Sir James Brooke

(Secrore, 1803 - Burrator, 1968) Explorador y oficial británico de la Compañía de las Indias Orientales. Fue rajá independiente de Sarawak (actualmente perteneciente al Estado de Malasia), en la isla de Borneo (1841-1868), y fundador de una dinastía de rajás británicos que perduró hasta el año 1946.

James Brooke ingresó con apenas dieciséis años de edad en la Compañía de las Indias Orientales, en el año 1819. Atraído por la belleza del sudeste asiático, zona que empezaba a ser colonizada y explorada por Gran Bretaña, el joven Brooke se propuso fundar su propia colonia, siguiendo el ejemplo de otro británico, sir Stamford Raffles, que en el año 1808 había fundado la colonia de Singapur. En 1825, antes de poder llevar a cabo su sueño, Brooke participó del lado británico en la Guerra de Birmania, durante la cual fue gravemente herido.

Su espíritu aventurero y romántico le hizo a Brooke armar y botar una goleta gracias a la fortuna heredada tras la muerte de su padre en 1838. Puso rumbo entonces a las costas orientales de la India, dispuesto a llevar a buen término sus planes fundacionales. En el transcurso de uno de sus viajes por las costas chinas y malayas, se enteró en Singapur que el sultán de Brunei (Borneo), Penguiran Muda Hassim, se hallaba en una situación muy comprometida por la terrible guerra que venía sosteniendo con la tribu de los dayaks, nominalmente bajo control directo del sultán de Brunei.

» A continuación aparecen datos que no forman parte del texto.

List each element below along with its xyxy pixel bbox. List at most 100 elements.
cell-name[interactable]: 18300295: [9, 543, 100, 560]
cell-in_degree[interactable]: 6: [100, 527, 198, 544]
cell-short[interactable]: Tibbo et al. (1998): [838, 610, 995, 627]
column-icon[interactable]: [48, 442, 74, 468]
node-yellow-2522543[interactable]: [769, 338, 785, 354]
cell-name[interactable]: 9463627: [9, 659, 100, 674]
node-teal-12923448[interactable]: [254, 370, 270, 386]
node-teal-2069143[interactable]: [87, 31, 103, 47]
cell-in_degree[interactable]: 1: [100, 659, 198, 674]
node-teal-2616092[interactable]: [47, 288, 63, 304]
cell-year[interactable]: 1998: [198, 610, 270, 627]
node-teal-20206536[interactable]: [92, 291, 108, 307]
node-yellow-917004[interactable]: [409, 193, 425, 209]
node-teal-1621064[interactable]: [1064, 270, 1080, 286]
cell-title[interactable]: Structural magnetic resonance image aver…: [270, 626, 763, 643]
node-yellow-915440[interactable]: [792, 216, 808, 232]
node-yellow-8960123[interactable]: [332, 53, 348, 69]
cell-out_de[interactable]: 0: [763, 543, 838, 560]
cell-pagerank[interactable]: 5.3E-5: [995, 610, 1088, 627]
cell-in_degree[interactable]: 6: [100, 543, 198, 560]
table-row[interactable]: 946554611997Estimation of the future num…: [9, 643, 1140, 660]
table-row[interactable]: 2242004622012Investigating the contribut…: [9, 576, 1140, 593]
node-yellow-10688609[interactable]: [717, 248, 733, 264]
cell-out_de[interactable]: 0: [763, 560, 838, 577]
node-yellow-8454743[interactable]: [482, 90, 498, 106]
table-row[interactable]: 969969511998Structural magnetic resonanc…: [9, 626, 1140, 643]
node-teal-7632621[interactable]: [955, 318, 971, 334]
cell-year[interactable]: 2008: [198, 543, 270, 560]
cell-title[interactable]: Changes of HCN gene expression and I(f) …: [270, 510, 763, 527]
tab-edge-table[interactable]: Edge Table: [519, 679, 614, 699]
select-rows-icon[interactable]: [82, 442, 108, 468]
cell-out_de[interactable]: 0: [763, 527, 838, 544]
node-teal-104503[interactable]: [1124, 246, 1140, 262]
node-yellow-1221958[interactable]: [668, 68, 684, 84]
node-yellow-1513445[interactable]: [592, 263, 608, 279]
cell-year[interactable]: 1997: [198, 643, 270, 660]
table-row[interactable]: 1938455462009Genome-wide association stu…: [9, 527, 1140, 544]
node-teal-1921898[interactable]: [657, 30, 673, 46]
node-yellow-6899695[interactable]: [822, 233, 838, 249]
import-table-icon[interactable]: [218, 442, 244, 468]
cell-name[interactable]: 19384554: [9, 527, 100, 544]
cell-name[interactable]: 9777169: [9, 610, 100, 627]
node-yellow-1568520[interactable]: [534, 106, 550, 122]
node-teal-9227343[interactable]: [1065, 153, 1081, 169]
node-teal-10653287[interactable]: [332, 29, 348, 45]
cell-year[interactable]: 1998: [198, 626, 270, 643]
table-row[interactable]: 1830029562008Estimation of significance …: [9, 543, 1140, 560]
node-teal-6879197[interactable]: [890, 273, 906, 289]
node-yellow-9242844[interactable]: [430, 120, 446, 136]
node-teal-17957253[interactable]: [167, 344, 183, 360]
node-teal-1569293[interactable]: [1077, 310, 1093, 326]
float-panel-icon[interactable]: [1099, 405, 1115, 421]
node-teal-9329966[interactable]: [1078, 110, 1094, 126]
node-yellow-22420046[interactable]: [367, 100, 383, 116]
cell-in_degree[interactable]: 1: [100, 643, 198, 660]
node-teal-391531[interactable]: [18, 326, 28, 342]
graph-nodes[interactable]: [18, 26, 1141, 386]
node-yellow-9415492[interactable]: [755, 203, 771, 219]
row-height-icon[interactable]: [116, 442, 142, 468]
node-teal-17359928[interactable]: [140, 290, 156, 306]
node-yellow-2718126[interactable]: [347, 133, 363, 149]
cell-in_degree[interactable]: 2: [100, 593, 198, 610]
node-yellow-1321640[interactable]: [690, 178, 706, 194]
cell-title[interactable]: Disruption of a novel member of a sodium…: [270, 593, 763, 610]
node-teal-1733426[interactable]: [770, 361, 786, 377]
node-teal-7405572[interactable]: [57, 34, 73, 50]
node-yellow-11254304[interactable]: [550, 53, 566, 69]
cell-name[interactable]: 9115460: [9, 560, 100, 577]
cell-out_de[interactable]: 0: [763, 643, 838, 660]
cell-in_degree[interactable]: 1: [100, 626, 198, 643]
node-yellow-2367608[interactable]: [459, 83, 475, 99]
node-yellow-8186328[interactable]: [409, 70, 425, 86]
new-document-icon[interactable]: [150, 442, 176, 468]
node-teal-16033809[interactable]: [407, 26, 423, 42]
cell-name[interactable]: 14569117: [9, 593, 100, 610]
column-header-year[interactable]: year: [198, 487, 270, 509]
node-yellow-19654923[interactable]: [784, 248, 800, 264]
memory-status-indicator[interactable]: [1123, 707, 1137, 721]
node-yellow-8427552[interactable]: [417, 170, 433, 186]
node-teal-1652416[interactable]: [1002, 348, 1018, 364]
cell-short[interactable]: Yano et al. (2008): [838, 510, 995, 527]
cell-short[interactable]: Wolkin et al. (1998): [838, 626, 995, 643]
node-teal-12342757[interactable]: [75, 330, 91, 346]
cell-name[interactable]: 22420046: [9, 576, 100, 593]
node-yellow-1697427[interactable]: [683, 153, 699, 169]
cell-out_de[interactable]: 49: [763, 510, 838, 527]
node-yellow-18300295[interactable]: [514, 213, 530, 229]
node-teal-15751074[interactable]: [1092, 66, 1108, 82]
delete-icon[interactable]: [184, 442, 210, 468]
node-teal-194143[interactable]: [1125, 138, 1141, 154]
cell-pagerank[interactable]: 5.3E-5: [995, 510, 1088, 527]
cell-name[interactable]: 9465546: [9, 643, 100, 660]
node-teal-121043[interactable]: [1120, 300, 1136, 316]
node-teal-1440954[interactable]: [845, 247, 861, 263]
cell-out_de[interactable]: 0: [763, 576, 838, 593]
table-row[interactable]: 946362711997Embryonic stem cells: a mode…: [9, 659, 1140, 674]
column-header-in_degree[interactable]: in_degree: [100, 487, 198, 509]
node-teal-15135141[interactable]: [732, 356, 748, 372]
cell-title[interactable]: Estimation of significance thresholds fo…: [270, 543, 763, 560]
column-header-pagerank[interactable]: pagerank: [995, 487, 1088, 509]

Brooke ofreció su ayuda y experiencia militar al sultán de Brunei, junto al que sofocó la rebelión y le ayudó a restablecer su autoridad en la isla. En agradecimiento a los servicios prestados, Muda Hassim le confirió el título de rajá de Sarawak en el año 1841. Un año después, el sultán se arrepintió de dicha decisión e intentó recuperar el control sobre Sarawak, pero James Brooke se hizo fuerte en su nuevo Gobierno, y amenazó al sultán con invadir toda la isla de Borneo si no le confirmaba y le reconocía públicamente como rajá de Sarawak.

Muda Hassim no cejó en su empeño por atacar las posesiones recién adquiridas por Brooke; llegó incluso a asesinar a varios de sus más íntimos colaboradores. James Brooke reaccionó prontamente y con energía, pidiendo auxilio militar a la escuadra de guerra británica que navegaba por la zona, con la que obligó al sultán, en 1846, a ceder la isla de Labnan a Gran Bretaña y a confirmar a Brooke como rajá a perpetuidad de Sarawak.

En el año 1847, James Brooke regresó a Gran Bretaña para presentar al Gobierno el tratado de cesión de la isla de Labnan y de explotación de las ricas minas de carbón de la isla de Borneo. La reina Victoria le concedió el título de sir, a la par que el Gobierno le nombró gobernador de Labnan y cónsul general en Borneo.

De regreso a Borneo, sir James Brooke se preocupó por establecer un gobierno seguro sobre sus territorios, combatiendo con energía la constante y peligrosa piratería de la zona y elaborando un nuevo código de leyes para la población autóctona bajo su mando. La lucha que entabló contra los piratas fue tan feroz y expeditiva que provocó múltiples protestas en su contra en la propia Gran Bretaña, al extremo de verse forzado a regresar a Londres en 1850 para dar explicaciones al Parlamento, situación de la que finalmente pudo salir indemne gracias al gran apoyo que encontró por parte del primer ministro Palmerston y de gran parte de los miembros de las dos cámaras.

Nuevamente en Borneo, sir James Brooke dedicó gran parte de sus esfuerzos en realizar varias expediciones al interior de Sarawak y en la creación de una administración competente, en la que incluyó a varios jefes tribales malayos y emigrantes chinos seleccionados, consiguiendo de esa manera crear una base poblacional solidaria y fiel a su persona y gobierno. Después de reprimir, en el año 1857, un conato serio de rebelión de la población china, sir James Brooke abandonó para siempre la isla de Borneo, en el año 1863, dejando el gobierno efectivo de Sarawak en manos de su sobrino sir Charles Anthony Johnson Brooke, quien acabó sucediéndole como rajá y continuó la labor política emprendida por su tío.

Antes de morir, sir James Brooke redactó su testamento, en el que legó todos los territorios conquistados por él a la Corona británica en caso de que se extinguiera su familia. Tras su muerte, fue publicada en Londres toda su correspondencia, recogida y seleccionada bajo el título de The Private Letters of Sir James Brooke.